Tidak perlu juga harus sedemikian ketakutan dan berlebihan di dalam menghadapi rakyat yang menginginkan haknya. Biaya yang dikeluarkan rakyat untuk membayar semua ketakutan ini terlalu besar dan berat. Bagi yang menggunakan dan mendapatkannya mungkin mudah dan enak, bagi rakyat tidak, terutama dalam situasi keadaan ekonomi yang serba sulit dan mahal saat ini. Tidak perlu ada sosial media yang diblok , diblokir, dan dibatasi, bukan mereka yang berkuasa dan cukong-cukong yang membayar pulsa dan kuota untuk rakyat menggunakan sosial media.

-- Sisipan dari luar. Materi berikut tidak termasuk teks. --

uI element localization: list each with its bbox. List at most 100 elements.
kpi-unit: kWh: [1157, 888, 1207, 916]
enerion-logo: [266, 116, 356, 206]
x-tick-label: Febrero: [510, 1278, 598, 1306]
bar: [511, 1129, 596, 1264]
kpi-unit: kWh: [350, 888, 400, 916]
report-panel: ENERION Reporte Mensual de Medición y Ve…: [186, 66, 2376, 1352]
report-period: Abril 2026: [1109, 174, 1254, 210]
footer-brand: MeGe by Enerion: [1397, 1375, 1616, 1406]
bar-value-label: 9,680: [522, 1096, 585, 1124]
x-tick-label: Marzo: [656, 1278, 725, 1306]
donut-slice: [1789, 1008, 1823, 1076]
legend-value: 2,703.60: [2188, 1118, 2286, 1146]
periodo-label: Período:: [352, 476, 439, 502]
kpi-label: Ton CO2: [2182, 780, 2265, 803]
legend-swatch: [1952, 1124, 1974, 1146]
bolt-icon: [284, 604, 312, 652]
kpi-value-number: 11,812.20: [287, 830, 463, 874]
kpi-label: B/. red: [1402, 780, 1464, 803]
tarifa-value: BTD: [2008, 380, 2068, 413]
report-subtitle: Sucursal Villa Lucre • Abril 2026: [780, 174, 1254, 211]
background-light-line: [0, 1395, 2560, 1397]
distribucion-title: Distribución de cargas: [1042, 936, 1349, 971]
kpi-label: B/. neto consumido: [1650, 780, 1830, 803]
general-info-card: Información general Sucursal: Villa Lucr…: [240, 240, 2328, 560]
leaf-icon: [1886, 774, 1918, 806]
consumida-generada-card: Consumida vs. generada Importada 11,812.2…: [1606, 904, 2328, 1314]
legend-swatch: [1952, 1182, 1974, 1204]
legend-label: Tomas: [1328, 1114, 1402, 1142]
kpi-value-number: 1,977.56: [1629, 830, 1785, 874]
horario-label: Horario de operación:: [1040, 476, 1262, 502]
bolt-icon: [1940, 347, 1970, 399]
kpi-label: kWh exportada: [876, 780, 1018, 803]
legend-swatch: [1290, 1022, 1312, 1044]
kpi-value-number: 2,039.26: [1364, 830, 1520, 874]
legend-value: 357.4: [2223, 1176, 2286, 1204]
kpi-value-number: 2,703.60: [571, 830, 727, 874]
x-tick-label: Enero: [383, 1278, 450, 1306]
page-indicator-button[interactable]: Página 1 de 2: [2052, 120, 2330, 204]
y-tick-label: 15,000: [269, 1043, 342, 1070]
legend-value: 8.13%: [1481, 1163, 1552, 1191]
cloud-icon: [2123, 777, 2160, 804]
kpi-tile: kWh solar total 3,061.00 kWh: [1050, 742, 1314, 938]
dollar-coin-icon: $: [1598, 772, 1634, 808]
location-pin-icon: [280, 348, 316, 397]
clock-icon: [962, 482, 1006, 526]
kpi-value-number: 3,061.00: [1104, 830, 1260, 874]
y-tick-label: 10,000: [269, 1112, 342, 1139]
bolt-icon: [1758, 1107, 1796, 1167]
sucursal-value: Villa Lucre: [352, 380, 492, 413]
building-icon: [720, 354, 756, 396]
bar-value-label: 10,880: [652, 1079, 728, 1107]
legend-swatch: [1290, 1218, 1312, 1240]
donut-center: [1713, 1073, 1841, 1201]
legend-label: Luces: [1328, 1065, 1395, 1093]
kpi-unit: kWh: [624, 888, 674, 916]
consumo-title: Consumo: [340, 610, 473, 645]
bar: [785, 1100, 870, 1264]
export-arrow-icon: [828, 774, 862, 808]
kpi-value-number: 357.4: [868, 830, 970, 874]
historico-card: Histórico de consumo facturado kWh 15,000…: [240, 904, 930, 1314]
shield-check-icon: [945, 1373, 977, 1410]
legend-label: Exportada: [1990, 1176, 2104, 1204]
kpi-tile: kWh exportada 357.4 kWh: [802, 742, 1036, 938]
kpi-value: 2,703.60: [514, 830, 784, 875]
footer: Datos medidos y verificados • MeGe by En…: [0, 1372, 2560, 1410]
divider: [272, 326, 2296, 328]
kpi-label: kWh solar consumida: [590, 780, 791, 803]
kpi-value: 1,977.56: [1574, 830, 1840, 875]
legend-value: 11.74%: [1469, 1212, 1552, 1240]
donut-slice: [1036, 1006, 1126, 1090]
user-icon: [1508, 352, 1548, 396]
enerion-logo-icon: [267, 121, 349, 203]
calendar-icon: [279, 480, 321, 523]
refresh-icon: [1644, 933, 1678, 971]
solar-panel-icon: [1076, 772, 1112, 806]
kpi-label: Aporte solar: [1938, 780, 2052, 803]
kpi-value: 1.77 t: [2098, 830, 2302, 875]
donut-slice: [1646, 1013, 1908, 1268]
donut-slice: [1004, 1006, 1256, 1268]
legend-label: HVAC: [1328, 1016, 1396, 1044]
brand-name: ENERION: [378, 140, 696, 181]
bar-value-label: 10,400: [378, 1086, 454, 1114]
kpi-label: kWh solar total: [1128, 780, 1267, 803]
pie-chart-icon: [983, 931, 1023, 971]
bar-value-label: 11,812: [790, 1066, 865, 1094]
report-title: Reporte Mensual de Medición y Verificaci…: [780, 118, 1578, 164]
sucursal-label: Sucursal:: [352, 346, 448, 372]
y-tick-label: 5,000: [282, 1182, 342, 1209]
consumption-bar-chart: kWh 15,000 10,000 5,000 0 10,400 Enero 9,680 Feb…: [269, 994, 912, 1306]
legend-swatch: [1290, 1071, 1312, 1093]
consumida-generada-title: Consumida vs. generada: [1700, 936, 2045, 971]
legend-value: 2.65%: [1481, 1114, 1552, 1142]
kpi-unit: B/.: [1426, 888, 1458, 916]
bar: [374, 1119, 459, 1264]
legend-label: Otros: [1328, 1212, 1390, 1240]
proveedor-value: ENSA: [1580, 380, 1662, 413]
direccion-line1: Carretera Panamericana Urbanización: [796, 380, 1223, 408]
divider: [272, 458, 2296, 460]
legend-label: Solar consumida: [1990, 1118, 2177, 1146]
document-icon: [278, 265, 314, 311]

Rakyatlah yang sudah membayar semua kebutuhan untuk terbangunnya fasilitas komunikasi dan telekomunikasi, termasuk mereka yang bekerja dan keluarga mereka yang dihidupi selama ini.
Kita pun bisa marah bila karyawan atau bahkan anak kita sendiri lalai melaksanakan kewajibannya, dan terus mengawasi serta mendidik agar kelalaian tidak terulang kembali, mengapa rakyat dilarang mengawasi mereka yang bekerja untuk rakyat bila rakyat merasa bahwa ada yang kelalaian?! Ini adalah bentuk dari rasa sayang yang dimiliki rakyat kepada negara, bangsa, dan seluruh rakyat Indonesia. Apakah memang rasa cinta dan sayang itu harus dihilangkan dan dihapuskan agar kemudian semua hancur saja sekalian?! Itukah yang diinginkan?!
Bila Allah pun memberikan kebebasan dan kemerdekaan kepada umatNya untuk memilih jalan, diberikan panduan dan tuntunan lewat berbagai caraNya, mengapa manusia tidak sanggup mencontoh kebenaranNya?! Sedemikian kerdilnyakah manusia sehingga harus melawan kebenaran agar merasa dan dianggap lebih hebat dari Allah?! Ah! Semoga Allah mengampuni kita semua, kita manusia yang penuh dengan salah dan dosa ini. Maafkan kami, ya Allah Yang Maha Pemurah lagi Maha Penyayang. Kami hanya takut padaMu.
Rakyat berdaulat, rakyat berkuasa, hanya mereka yang mulia dan terhormat yang mengerti dan mampu menerimanya.
Jakarta 15 Juni 2019
Salam hangat selalu,
Mariska Lubis
Semoga Allah memberikan yg terbaik utk kita semua. Aamiin..
Semoga hasil sidang MK menghasilkan yang terbaik bagi seluruh rakyat Indonesia.